To extract the title fields, the field 245 remember?😉, you can write:

marc_map("245",title)
retain_field(title)

Or, if you are only interested in the $a subfield you could write:

marc_map("245a",title)
retain_field(title)

More elaborate mappings are possible which we will see shortly. As a warming up, here is some code to extract all the record identifiers, titles and isbn numbers in a MARC file into a CSV listing (which you can open in Excel).

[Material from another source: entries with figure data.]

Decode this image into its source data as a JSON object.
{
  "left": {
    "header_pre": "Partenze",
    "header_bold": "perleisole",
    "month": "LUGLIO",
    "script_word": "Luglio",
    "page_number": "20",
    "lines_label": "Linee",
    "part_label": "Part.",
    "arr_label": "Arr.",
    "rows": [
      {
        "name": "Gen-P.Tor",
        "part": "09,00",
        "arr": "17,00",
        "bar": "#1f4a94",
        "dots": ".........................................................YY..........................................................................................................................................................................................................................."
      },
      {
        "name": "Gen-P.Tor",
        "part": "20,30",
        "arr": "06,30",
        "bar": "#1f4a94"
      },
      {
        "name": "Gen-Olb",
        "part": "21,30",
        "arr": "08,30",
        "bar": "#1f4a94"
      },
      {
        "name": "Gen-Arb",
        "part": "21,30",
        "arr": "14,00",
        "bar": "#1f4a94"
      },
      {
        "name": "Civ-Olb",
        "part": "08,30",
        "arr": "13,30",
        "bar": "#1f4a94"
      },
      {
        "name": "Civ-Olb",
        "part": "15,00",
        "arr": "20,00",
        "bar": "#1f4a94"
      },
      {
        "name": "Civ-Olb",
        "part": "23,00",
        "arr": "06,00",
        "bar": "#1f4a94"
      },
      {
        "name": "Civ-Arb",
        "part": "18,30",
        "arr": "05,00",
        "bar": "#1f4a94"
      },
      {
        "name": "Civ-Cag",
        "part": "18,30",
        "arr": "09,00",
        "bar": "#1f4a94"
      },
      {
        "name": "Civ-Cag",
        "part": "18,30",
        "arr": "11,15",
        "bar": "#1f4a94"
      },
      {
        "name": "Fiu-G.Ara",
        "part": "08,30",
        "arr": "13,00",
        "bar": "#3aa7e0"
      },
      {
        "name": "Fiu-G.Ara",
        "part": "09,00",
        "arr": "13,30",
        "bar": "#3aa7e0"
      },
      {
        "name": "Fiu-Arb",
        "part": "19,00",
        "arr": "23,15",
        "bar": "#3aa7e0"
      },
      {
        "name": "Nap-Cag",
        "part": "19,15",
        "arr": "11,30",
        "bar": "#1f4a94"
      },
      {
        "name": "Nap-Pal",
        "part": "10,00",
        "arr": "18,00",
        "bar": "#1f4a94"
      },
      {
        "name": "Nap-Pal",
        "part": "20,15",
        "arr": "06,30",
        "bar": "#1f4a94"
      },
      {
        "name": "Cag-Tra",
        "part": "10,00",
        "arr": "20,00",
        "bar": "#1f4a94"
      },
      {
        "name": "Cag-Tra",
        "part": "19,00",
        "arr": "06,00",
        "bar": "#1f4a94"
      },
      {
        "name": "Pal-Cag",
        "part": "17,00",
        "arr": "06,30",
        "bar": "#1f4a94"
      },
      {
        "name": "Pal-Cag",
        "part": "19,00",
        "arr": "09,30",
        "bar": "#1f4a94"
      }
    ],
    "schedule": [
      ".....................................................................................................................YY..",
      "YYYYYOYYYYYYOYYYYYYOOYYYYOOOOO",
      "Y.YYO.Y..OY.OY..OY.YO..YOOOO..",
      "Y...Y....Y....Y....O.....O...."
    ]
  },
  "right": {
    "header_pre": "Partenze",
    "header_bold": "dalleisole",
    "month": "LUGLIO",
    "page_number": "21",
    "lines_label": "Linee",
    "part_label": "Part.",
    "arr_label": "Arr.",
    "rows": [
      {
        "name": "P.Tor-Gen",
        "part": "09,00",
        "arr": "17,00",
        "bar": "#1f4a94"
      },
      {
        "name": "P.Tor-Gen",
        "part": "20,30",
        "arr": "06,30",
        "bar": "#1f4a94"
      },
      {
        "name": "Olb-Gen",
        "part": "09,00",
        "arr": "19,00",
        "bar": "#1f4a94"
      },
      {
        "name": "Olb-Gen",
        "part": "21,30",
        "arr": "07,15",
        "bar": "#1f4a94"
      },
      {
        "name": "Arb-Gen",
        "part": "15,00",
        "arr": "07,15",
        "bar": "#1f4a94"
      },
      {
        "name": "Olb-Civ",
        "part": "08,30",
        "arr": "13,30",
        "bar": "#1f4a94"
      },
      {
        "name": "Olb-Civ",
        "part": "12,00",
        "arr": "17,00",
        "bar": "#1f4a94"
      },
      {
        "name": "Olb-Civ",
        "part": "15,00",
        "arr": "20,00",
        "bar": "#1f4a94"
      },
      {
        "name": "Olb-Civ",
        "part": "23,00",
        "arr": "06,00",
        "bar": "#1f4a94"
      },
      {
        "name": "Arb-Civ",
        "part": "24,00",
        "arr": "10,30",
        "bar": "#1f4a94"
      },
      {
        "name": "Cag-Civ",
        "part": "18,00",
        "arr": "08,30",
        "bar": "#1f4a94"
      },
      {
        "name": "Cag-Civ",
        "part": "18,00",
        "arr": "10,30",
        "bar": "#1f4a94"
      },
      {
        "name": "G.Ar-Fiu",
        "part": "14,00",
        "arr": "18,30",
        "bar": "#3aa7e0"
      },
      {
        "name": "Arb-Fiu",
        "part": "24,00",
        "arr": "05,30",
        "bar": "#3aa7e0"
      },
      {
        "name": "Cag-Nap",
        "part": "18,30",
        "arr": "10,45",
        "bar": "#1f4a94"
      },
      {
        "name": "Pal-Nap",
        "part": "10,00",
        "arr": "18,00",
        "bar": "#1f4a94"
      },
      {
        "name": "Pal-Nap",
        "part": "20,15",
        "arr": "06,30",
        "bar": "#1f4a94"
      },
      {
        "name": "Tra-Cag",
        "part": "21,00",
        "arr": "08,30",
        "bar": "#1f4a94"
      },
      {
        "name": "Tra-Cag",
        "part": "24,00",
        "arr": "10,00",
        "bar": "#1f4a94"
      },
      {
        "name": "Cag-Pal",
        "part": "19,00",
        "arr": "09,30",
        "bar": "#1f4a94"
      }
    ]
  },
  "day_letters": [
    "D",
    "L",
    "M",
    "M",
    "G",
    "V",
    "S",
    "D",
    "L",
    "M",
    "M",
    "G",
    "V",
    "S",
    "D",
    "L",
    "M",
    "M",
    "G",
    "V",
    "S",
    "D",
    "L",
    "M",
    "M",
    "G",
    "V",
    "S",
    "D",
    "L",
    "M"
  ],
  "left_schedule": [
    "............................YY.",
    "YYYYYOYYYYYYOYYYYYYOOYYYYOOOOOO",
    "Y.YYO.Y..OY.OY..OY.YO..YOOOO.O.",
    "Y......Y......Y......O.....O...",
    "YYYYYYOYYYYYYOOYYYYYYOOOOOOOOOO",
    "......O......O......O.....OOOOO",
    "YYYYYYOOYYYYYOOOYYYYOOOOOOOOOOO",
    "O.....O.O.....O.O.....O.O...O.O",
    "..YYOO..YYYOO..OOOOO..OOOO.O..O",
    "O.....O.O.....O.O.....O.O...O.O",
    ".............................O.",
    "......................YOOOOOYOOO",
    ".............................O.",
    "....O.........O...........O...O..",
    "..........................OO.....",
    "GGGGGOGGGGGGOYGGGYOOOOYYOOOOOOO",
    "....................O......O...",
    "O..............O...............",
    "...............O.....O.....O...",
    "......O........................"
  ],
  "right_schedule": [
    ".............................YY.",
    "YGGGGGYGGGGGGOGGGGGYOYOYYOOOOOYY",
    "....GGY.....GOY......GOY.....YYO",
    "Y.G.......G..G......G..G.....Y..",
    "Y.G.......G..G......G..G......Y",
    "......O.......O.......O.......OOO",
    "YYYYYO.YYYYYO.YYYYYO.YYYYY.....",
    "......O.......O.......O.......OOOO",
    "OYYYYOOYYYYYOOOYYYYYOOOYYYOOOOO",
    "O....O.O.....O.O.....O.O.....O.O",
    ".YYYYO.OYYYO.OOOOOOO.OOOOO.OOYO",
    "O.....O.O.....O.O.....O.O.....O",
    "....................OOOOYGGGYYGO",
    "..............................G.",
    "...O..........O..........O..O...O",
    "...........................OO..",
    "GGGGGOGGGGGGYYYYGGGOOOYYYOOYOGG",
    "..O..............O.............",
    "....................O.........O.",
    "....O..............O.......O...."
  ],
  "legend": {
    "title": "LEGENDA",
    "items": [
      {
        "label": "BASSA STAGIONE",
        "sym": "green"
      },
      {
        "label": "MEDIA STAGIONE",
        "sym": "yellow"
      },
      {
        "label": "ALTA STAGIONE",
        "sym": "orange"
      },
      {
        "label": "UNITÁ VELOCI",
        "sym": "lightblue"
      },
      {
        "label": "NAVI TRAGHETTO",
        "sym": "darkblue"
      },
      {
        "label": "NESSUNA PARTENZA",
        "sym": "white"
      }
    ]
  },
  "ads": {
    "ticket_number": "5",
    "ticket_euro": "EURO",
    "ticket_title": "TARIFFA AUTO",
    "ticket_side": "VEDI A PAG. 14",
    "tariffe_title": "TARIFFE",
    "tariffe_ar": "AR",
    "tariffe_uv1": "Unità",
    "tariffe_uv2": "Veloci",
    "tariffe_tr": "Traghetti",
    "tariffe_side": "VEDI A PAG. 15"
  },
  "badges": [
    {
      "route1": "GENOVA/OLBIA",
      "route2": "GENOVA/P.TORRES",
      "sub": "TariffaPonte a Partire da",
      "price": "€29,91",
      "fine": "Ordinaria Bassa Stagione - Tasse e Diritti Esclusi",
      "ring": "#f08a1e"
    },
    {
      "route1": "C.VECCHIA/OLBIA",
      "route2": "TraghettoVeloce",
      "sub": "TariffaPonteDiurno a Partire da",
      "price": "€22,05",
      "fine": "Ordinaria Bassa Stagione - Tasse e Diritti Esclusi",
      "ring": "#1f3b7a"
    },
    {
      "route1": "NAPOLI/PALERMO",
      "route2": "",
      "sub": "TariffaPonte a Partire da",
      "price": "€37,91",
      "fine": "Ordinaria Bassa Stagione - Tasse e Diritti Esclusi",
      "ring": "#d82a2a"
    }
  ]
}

  • Step 1, create a fix file myfixes.txt containing:
marc_map("245",title)
marc_map("020a",isbn.$append)
join_field(isbn,",")
remove_field(record)
  • Step 2, execute this command:
catmandu convert MARC --fix myfixes.txt to CSV < ~/command_line_curriculum/data_files/ebook.mrc

In the fix above we mapped the 245-field to the title. The ISBN is in the 020-field. Because MARC records can contain one or more 020 fields we created an isbn array using the isbn.$append syntax. Next we turned the isbn array back into a comma separated string using the join_field fix. As a last step we deleted all the fields we didn’t need in the output with the remove_field syntax.